I guess even cities need a place to store their stuff. Here we see the "repository" for Toronto's historical records. Who knew????
A car crashing thru the side of a building? Crashing out of a building, not into one. Well, that's not something we see every day in our small town.
Taxis in Toronto, like in any other metropolis, are luxurious and costly. On Tuesday, I opted for the subway until my aching feet were ready to call a mutiny.
Three dollars gets you where you want to go, safely and efficiently, once one figures out how to get a token and where to put it. (A sweet lady saw my puzzled frown and showed me how things worked.)

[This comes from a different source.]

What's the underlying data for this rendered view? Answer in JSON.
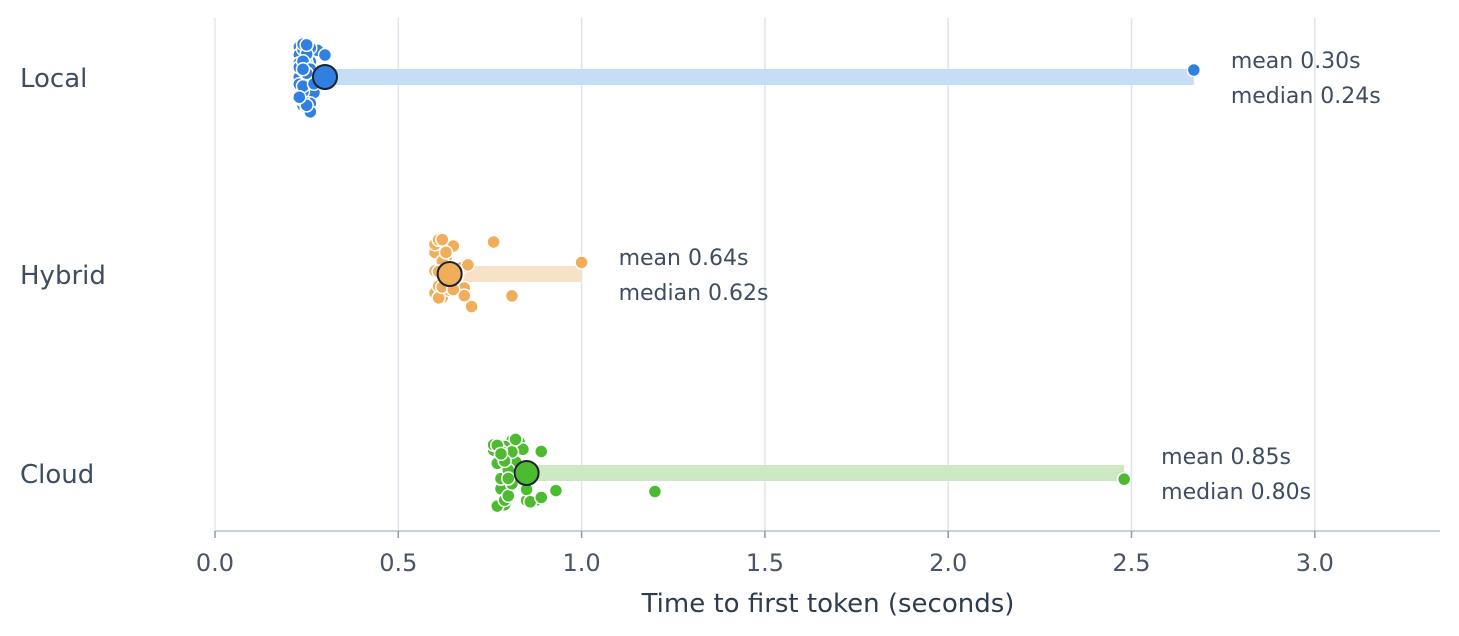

A nostalgic visit to the Saint Laurence Market rounded out my visit in Toronto. I headed home with a renewed spirit of perseverance, to face the final stages of renovations. 35 years of marriage have given me a faithful husband, three grown children, three grandchildren (and counting) and a more mature outlook on life. I am grateful for my many blessings and am looking forward to the future with anticipation.
The best is yet to come.
What are your views on the grand institution of Marriage?
Are you in the game?
Are you in for the "long haul"?
Friday once again. The painters are in the final stages of covering my walls in varying shades of "white", the kitchen cabinets are mysteriously coming together "off-site", appliances are waiting in the wings and everyone knows "THE KIDS ARE COMING HOME FOR CHRISTMAS"! The clock is ticking. Every assurance has been given that there will be a beautiful kitchen, laundry room and ground-floor powder room ready for use when they arrive.
Thank you for visiting Steadfast. We will be weighing anchor right after the holidays, and setting off for southern seas. Can you stand the wait? I can hardly believe it will come soon enough, but in the meantime, it's preparation for family celebrations and snow.